IN REAL LIFE, SIBLINGS CAN BE A PAIN: THEY STEAL YOUR clothes and take the car keys and tell Mom and Dad when you go to a party the folks weren’t supposed to know about. But that’s just your siblings, the people who wore out your future hand-me-downs and somehow always manage to sit in the front seat. Fictional siblings, in TV shows and movies, are something else entirely. As with almost every other relationship, siblings are much more interesting when they’re not your own.
Sibling narratives don’t usually have the timeless passion of love stories or the perennial adventure of a quest. Instead, they’re windows into how we establish our identity. Stories about brothers and sisters are ultimately psychological squabbles between who they are and who they might have been. Our siblings—and for now, we’re talking about full biological siblings—are the ultimate representations of what you would have been like if Mom’s and Dad’s genes had reshuffled in a slightly different combination, at a slightly different time. They signify all the different ways to be your parents’ child. They’re you, but not quite.
In that sense, stories about siblings reflect how people of a particular time and place thought about identity, and how that identity can be seen through the lens of history. For example, Old Testament stories about biblical siblings often boil down to stark conflicts, usually as a duality: good vs. evil (Cain and Abel), firstborn vs. second-born (Esau and Jacob), fertile vs. barren (Leah and Rachel). Isaac and Ishmael, half brothers and sons of Abraham, are widely interpreted to be the forefathers of different but related faiths: Judeo-Christianity and Islam.

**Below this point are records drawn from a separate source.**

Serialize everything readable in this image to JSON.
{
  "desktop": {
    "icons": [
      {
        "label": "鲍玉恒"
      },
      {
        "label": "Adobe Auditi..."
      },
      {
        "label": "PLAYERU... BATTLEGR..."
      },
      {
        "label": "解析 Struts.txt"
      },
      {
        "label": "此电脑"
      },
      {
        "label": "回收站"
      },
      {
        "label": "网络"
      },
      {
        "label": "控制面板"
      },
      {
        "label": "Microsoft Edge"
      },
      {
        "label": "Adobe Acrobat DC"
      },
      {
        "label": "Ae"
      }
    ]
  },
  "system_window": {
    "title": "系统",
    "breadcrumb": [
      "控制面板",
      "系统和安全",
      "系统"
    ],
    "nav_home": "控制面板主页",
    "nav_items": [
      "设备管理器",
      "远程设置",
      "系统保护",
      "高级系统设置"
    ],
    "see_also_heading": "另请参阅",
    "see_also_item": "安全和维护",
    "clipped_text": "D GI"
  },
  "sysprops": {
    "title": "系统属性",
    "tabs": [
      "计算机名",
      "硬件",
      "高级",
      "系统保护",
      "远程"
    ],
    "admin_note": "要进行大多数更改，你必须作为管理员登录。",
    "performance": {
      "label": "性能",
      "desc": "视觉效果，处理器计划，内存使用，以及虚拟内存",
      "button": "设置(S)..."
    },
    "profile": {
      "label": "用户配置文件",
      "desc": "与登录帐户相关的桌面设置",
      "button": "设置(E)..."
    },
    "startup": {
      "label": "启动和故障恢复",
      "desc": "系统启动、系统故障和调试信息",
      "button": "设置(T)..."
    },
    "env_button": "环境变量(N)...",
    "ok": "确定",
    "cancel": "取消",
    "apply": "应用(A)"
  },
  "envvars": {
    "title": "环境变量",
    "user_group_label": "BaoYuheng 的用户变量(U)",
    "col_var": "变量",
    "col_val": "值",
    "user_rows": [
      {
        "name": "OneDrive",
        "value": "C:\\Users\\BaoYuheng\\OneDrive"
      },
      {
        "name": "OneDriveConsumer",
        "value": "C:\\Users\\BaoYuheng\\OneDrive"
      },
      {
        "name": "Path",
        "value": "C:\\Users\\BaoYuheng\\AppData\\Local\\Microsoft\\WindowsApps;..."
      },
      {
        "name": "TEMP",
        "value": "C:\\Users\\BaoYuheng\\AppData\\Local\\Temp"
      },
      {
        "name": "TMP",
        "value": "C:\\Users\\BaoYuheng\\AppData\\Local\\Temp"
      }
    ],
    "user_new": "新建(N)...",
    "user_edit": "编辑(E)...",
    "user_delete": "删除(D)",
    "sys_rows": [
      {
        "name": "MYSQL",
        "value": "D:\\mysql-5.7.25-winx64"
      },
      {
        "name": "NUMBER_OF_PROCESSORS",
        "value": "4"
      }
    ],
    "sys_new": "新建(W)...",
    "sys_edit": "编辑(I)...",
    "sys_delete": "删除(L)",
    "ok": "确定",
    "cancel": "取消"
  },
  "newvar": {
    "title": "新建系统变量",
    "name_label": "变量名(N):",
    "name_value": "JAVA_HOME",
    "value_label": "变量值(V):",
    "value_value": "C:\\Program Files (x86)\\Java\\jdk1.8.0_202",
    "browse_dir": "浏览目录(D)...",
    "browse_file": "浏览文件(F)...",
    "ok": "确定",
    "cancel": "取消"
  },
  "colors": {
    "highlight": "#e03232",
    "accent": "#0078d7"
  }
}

In Greek (and later, Roman) mythology, siblinghood was used to personify the connections between the world’s most powerful forces. That’s why Zeus, the god of the sky; Poseiden, god of the sea; and Hades, god of the underworld, are all brothers. Their sisters Hera, Demeter and Hestia signify the linked realms of family, harvest and home. And brothers Ares and Haphaestus, sons of Zeus and Hera, are the gods of war and weaponry. If mythology is an attempt to make sense of the natural world, then divine siblinghood is a way to link the mysteries of the universe into a recognizable family structure.
In Shakespeare’s time, siblings became a useful narrative device. In his plays, siblings are mostly used to illustrate the close link between family and destiny, even when characters are lost at sea or in disguise (think of the two pairs of twins in A Comedy of Errors or Viola and Sebastian in Twelfth Night). The repeated idea that a shared bloodline would bring back people from shipwrecks or reveal true identities reflects the Elizabethan obsession with family lineage as an indicator of fate.